The bill is technically dead under legislative rules. But Gattine, whose spouse works as a Senior Policy Analyst in the governor’s office, has multiple other concept draft bills that could be used as vehicles to essentially copy-and-paste the same general language into another attempt at a Mainecare bailout.



on behalf of the governor is a big NO!
I live in the Peoples Republic of Yarmouth (PRY) and my Dem Rep Art Bell (not the radio flying saucer guy) begged all the PRY komrads to write to implore the republican senate to vote to pass this hot mess. He had a contact link… which I proceeded to use (thanks Art!) to urge the Republicans to stand tall and knock this baby down!… Which it looks like they did!! Do we have a newer, braver, meaningful party of R’s?… Looks like it!
And democrats wonder why we say universal healthcare won’t work
This is fine. If dems pass a budget without conservatives they better keep their mouths shut when the opposite happens in washington.
I hear there’s a 900 million rainy day fund. Well its raining. If mills really gave a shit she’d use it assuming she hasn’t already drained it on illegals and layabouts.
Seems like the dems are doing a great job representing the party symbol, a mule, or better still a donkey, no wait, jackass! Yeah, that’s it! C’mon man!

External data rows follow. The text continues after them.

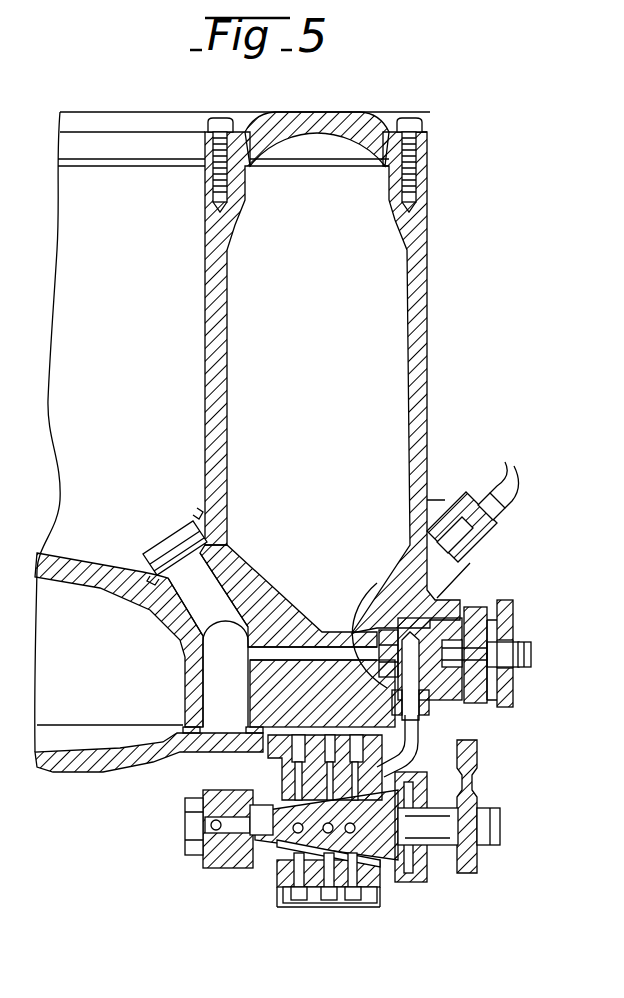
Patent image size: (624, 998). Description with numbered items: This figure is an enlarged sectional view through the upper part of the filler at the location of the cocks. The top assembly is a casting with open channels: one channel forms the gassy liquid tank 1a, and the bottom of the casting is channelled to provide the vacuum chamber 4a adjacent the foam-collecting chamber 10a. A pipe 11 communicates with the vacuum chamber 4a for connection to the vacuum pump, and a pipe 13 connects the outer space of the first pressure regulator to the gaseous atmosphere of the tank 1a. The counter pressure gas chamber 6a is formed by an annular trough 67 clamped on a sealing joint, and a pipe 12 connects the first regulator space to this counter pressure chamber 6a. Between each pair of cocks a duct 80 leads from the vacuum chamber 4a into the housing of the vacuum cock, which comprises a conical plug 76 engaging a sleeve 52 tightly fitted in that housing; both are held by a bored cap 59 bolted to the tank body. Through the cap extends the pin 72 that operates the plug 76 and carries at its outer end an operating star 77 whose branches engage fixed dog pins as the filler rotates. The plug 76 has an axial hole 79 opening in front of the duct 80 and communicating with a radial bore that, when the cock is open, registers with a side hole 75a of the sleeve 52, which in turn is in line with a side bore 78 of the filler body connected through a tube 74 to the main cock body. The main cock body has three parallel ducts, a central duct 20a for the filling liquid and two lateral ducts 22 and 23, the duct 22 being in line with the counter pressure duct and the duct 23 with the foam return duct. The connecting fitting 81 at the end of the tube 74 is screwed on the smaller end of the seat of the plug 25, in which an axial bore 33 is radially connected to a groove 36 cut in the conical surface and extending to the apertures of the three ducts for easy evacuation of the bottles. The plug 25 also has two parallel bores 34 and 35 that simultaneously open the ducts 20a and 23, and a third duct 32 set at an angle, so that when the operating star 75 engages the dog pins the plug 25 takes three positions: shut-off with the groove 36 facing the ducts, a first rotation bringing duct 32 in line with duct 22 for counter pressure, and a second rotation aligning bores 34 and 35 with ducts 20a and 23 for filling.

The gassy liquid tank 1a is at (352, 330).
The foam-collecting chamber 10a is at (73, 605).
The pipe 11 is at (160, 536).
The pin 72 is at (205, 592).
The vacuum chamber 4a is at (215, 662).
The duct 80 is at (310, 640).
The side hole 75a is at (374, 660).
The pipe 13 is at (345, 652).
The sleeve 52 is at (388, 632).
The hole 79 is at (403, 638).
The conical plug 76 is at (466, 607).
The bored cap 59 is at (515, 605).
The operating star 77 is at (516, 695).
The side bore 78 is at (418, 706).
The tube 74 is at (410, 751).
The operating star 75 is at (470, 762).
The counter pressure gas chamber 6a is at (490, 524).
The annular trough 67 is at (453, 512).
The pipe 12 is at (507, 487).
The central duct 20a is at (345, 905).
The axial bore 33 is at (268, 820).
The parallel bore 35 is at (298, 846).
The connecting fitting 81 is at (212, 862).
The groove 36 is at (312, 870).
The lateral duct 23 is at (299, 892).
The parallel bore 34 is at (328, 855).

I just started 3 weeks ago this web income system that my friend recommended to me and I’ve gotten 2 checks for a total of $9,200… this is the best decision I made in a long time! This extra v669 cash has changed my life in so many ways, thank you!
Here is I started_______ tinyurl.com/homestar2?/669
The Democrats of this state are the absolute worst thing to ever happen in America. They are an absolute disgrace. Voters need to wake up!!!
How about adding up all the industry totals in Maine (i.e. lobstering/logging/AG and whatever else the underwater basket weavers do). Add it all up. Now stick that along side 12 billion dollar budget. If I were to guess, it will be bad business or better yet unsustainable. No profit, no good, no beano.
👏👏👏👏 Republicans doing the Right Thing and protecting the Over Taxed People of Maine. Democrats continue to believe that there is no end to Tax and Spend!
Illegal emigration has consequences Janet!!!!